[ROMANCE] Hari Pernikahan

215 5 0
                                    


"Kalau kau tidak cepat, nanti bisa terlambat loh!" ujarku sambil menatap ke cermin membenarkan letak dasi kupu-kupu pada jas formal berwarna hitam yang aku kenakan sekarang.

"Aku tidak bisa tenang, apa aku terlihat cantik?" tanya Yuan sekali lagi.

Aku menghela napasku sedikit kesal.

"Calon mempelai wanita mana yang tidak cantik? Semua mempelai selalu terlihat cantik," ujarku menenangkan Yuan.

Sejak kemarin dia terus saja gelisah menatap ke arah cermin dengan wajah tidak percaya diri. Kenapa dia jadi segugup itu? Sungguh aku berani jamin, dia terlihat sangat cantik saat memakai gaun pernikahan yang aku pilihkan untuknya itu.

Yuan tertegun sebentar, kemudian dia kembali meneliti setiap detail dari dirinya lewat cermin. Rona muncul di kedua pipinya, kemudian dia menutupi wajahnya dengan kedua telapak tangannya, sedikit menahan tawa dan sedikit menitikan air mata.

"Aku tidak percaya kalau akhirnya hari ini datang! Setelah pulang dari altar nanti... aku adalah seorang istri!" ujar Yuan ekspresif.

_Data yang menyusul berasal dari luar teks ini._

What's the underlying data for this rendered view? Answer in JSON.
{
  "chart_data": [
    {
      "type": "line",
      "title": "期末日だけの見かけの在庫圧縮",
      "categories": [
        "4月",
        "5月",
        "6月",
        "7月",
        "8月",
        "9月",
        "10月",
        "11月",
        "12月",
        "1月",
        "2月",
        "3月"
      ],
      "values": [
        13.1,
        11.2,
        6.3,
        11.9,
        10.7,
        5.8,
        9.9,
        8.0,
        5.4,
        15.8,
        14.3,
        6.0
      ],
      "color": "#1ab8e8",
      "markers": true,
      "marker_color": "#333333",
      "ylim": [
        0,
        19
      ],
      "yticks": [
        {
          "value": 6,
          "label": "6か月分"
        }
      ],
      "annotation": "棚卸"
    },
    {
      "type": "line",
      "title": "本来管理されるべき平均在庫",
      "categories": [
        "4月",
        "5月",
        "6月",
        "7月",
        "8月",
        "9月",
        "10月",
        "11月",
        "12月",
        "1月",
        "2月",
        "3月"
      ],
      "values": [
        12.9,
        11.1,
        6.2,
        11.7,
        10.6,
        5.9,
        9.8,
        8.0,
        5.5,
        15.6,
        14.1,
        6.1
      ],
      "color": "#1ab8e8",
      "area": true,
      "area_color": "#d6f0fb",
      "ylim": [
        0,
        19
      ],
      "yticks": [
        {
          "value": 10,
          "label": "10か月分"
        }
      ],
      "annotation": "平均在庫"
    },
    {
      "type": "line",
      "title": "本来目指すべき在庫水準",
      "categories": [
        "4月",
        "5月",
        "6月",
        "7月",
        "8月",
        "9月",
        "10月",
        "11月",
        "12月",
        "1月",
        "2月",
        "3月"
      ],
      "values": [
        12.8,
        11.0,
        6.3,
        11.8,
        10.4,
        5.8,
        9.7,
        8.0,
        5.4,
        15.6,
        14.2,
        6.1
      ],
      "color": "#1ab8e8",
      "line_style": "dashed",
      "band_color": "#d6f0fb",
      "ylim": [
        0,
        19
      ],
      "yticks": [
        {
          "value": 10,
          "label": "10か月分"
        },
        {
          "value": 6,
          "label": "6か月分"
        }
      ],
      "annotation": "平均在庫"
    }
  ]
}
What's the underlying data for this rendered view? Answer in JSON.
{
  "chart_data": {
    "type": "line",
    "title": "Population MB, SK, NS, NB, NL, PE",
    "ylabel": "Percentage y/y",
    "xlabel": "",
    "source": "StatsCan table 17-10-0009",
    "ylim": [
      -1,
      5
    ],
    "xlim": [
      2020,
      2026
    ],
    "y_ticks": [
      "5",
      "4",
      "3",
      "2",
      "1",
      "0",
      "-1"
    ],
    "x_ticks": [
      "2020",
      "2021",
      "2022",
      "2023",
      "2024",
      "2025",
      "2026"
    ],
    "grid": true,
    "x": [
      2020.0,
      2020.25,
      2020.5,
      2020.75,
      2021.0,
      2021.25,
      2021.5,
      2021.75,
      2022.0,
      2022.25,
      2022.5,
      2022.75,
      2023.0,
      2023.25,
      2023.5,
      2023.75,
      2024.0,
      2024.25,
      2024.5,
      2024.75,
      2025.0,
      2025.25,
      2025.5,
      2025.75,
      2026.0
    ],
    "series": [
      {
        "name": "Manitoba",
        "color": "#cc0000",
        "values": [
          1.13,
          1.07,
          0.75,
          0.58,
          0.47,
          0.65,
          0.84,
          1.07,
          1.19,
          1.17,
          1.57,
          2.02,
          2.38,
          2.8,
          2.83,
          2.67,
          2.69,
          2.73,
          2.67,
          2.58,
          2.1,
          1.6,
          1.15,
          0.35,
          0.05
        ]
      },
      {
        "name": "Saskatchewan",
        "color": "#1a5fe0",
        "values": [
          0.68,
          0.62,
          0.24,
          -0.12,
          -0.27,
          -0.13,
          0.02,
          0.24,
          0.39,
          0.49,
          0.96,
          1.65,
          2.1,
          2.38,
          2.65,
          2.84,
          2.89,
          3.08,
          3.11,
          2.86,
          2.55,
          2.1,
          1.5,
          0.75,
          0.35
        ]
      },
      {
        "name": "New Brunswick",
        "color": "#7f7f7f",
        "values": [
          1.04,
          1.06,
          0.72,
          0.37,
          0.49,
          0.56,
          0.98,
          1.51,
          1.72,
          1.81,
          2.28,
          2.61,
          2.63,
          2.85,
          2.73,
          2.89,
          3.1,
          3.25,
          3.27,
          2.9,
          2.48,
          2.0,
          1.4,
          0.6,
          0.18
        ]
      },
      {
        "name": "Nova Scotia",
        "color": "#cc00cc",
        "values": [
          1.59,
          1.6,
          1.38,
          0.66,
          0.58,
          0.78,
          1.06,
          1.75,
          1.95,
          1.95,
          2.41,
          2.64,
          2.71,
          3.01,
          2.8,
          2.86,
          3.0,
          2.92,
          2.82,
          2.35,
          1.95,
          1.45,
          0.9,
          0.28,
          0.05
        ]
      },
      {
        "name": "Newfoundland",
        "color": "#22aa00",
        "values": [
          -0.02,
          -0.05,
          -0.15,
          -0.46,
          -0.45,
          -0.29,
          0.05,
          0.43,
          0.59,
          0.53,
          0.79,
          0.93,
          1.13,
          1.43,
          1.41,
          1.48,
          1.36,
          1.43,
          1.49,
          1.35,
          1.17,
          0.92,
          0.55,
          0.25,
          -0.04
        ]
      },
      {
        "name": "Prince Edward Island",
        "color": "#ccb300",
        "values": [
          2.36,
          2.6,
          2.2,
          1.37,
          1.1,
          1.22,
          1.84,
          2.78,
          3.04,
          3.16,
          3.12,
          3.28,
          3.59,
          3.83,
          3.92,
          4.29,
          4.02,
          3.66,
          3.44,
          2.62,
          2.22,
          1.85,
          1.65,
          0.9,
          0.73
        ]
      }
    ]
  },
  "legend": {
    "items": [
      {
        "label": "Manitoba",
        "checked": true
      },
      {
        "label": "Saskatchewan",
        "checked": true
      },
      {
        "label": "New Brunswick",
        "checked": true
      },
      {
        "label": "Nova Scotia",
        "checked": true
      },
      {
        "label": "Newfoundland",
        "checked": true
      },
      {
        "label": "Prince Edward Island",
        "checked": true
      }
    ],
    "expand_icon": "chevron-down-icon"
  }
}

"Aku sendiri juga kaget, bagaimana bisa kau yang dulu hanya bisa melihat buku dan menatap layar komputer akan segera menikah!" ujarku ikut tersenyum.

Aku menyisir rambutku ke belakang menatanya serapi mungkin. Aku berdiri di samping Yuan, wanita yang sangat aku cintai ini dan menatap matanya lewat cermin.

"Apa kau sangat gugup?" tanyaku ketika menyadari badannya sedikit gemetar.

Yuan menoleh ke arahku kemudian menggandeng lenganku dengan manja. Dia menyenderkan kepalanya di bahuku persis seperti yang selalu dia lakukan. Yuan mengangguk perlahan dan tersenyum simpul.

"Aku tidak pernah segugup ini," jawabnya.

Aku menatap wajahnya dan tersenyum setulus mungkin padanya. Kugenggam erat tangannya dan kami berjalan menuju mobil, aku masuk setelah membantu Yuan dan gaun pengantinnya memasuki mobil.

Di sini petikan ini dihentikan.